Called “Google Fiber for Communities,” the initiative has drawn the attention of Adam Harris — the La Jollan who sparked the drive that saved the July 4th fireworks display.
Harris, who has started talking to educators, community leaders and business people, said there are still lots of questions to address about whether he will proceed with the application, which is due March 26.
“It’s a long shot,” he added last week. But he thinks its worth seeing “if La Jolla stakeholders think it’s worthwhile” to pursue the idea.
He’s excited about the possibilities, which he said would enable “the world’s smartest researchers to stream as if they were sitting next to each other without latency ... people at home to watch Netflix instantly.”

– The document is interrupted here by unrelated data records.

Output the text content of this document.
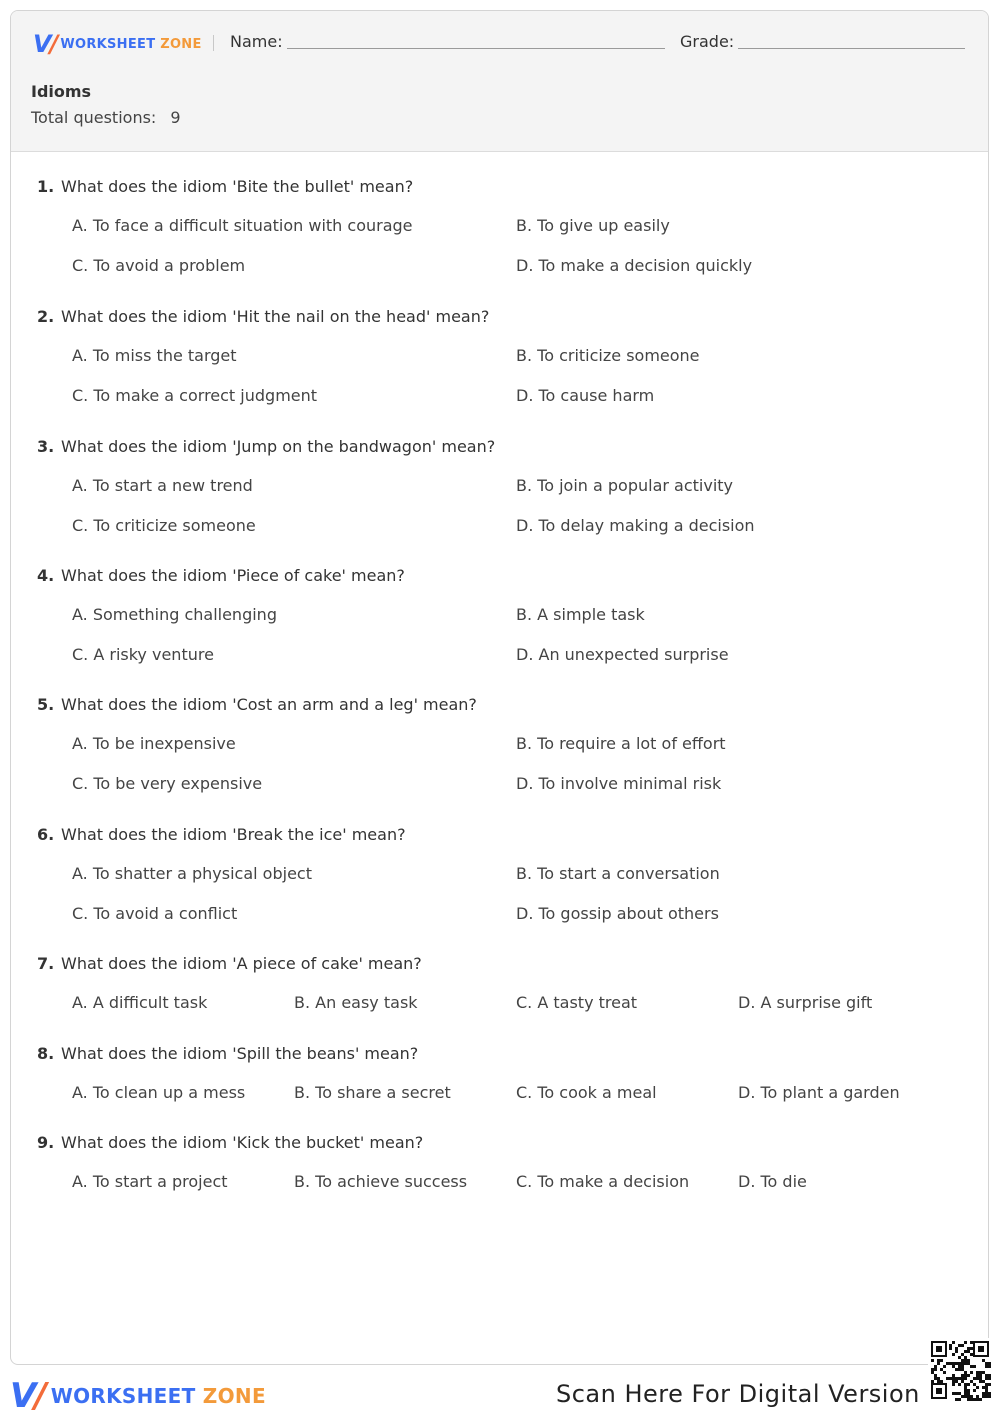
V/ WORKSHEET ZONE Name:	Grade:
Idioms
Total questions: 9
1. What does the idiom 'Bite the bullet' mean?
A. To face a difficult situation with courage	B. To give up easily
C. To avoid a problem	D. To make a decision quickly
2. What does the idiom 'Hit the nail on the head' mean?
A. To miss the target	B. To criticize someone
C. To make a correct judgment	D. To cause harm
3. What does the idiom 'Jump on the bandwagon' mean?
A. To start a new trend	B. To join a popular activity
C. To criticize someone	D. To delay making a decision
4. What does the idiom 'Piece of cake' mean?
A. Something challenging	B. A simple task
C. A risky venture	D. An unexpected surprise
5. What does the idiom 'Cost an arm and a leg' mean?
A. To be inexpensive	B. To require a lot of effort
C. To be very expensive	D. To involve minimal risk
6. What does the idiom 'Break the ice' mean?
A. To shatter a physical object	B. To start a conversation
C. To avoid a conflict	D. To gossip about others
7. What does the idiom 'A piece of cake' mean?
A. A difficult task	B. An easy task	C. A tasty treat	D. A surprise gift
8. What does the idiom 'Spill the beans' mean?
A. To clean up a mess	B. To share a secret	C. To cook a meal	D. To plant a garden
9. What does the idiom 'Kick the bucket' mean?
A. To start a project	B. To achieve success	C. To make a decision	D. To die
V/ WORKSHEET ZONE	Scan Here For Digital Version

Google says on its Web site that it wants to find one or more spots across the country where it can install networks offering “speeds more than 100 times faster than what most Americans have access to today, over 1 gigabit per second, fiber-to-the-home connections.”
The company is looking for governments or other interested parties who want to help them learn about what can be done to advance the applications of broadband networks that would enable “next-generation apps ... new deployment techniques ... and openness and choice.”

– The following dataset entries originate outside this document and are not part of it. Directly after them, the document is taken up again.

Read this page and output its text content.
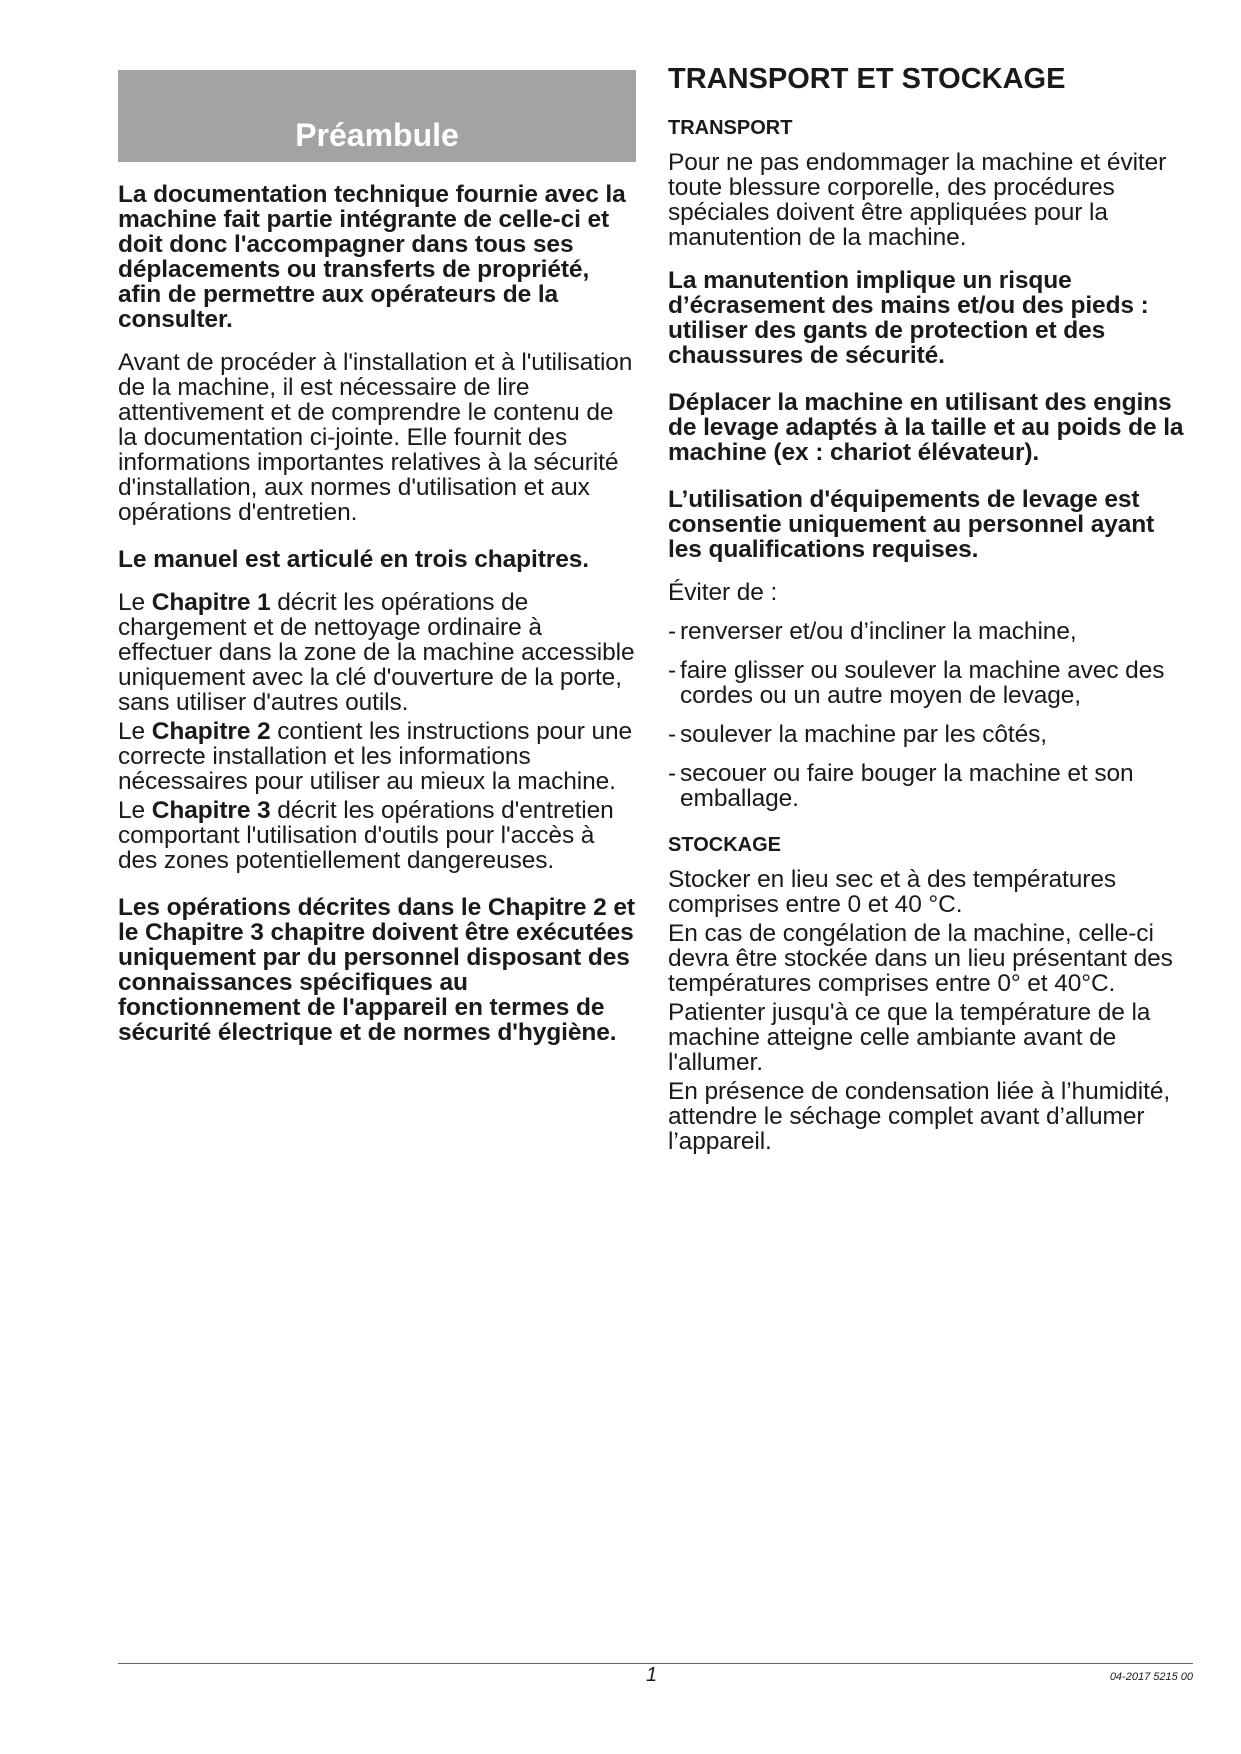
Préambule

La documentation technique fournie avec la machine fait partie intégrante de celle-ci et doit donc l'accompagner dans tous ses déplacements ou transferts de propriété, afin de permettre aux opérateurs de la consulter.

Avant de procéder à l'installation et à l'utilisation de la machine, il est nécessaire de lire attentivement et de comprendre le contenu de la documentation ci-jointe. Elle fournit des informations importantes relatives à la sécurité d'installation, aux normes d'utilisation et aux opérations d'entretien.

Le manuel est articulé en trois chapitres.

Le Chapitre 1 décrit les opérations de chargement et de nettoyage ordinaire à effectuer dans la zone de la machine accessible uniquement avec la clé d'ouverture de la porte, sans utiliser d'autres outils.

Le Chapitre 2 contient les instructions pour une correcte installation et les informations nécessaires pour utiliser au mieux la machine.

Le Chapitre 3 décrit les opérations d'entretien comportant l'utilisation d'outils pour l'accès à des zones potentiellement dangereuses.

Les opérations décrites dans le Chapitre 2 et le Chapitre 3 chapitre doivent être exécutées uniquement par du personnel disposant des connaissances spécifiques au fonctionnement de l'appareil en termes de sécurité électrique et de normes d'hygiène.

TRANSPORT ET STOCKAGE
TRANSPORT

Pour ne pas endommager la machine et éviter toute blessure corporelle, des procédures spéciales doivent être appliquées pour la manutention de la machine.

La manutention implique un risque d’écrasement des mains et/ou des pieds : utiliser des gants de protection et des chaussures de sécurité.

Déplacer la machine en utilisant des engins de levage adaptés à la taille et au poids de la machine (ex : chariot élévateur).

L’utilisation d'équipements de levage est consentie uniquement au personnel ayant les qualifications requises.

Éviter de :

- renverser et/ou d’incliner la machine,
- faire glisser ou soulever la machine avec des cordes ou un autre moyen de levage,
- soulever la machine par les côtés,
- secouer ou faire bouger la machine et son emballage.
STOCKAGE

Stocker en lieu sec et à des températures comprises entre 0 et 40 °C.

En cas de congélation de la machine, celle-ci devra être stockée dans un lieu présentant des températures comprises entre 0° et 40°C.

Patienter jusqu'à ce que la température de la machine atteigne celle ambiante avant de l'allumer.

En présence de condensation liée à l’humidité, attendre le séchage complet avant d’allumer l’appareil.

1	04-2017 5215 00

Harris said it’s not clear if the fact that La Jolla isn’t a municipality will be a disqualifying factor — or if the city would support the application. Other communities who raised their hands at the initial announcement include Seattle, Pittsburgh, Sacramento and UC Davis.
Joe LaCava, president of the La Jolla Community Planning Association — the closest thing the community has to a body that pulls together all of the neighborhood interests as it advises the city council on land use matters — is one person Harris has been talking to.
“It seems that it’s a great opportunity with a modest amount of effort to see if we can meet the criteria,” LaCava said Friday. “We should be a good candidate — we’re well connected” and have a strong base of education and research institutions, community and business people.
One challenge might be in drawing a boundary that satisfies Google’s minimum of 50,000 prospective users, he added, noting that the generally accepted number for the community’s population is about 40,000 — a number that doesn’t include the UCSD campus.
“But then, it doesn’t have to be just La Jolla with a capital ‘L’ and capital ‘J,’ ” he said.
Neither Harris nor LaCava had details about potential impacts on area streets if the effort succeeds and Google needs to add underground wiring.
Harris, a business consultant whose firm offers Internet services, said his interest is purely altruistic.
“It serves no value to me other than I’d love to have this speed,” he said.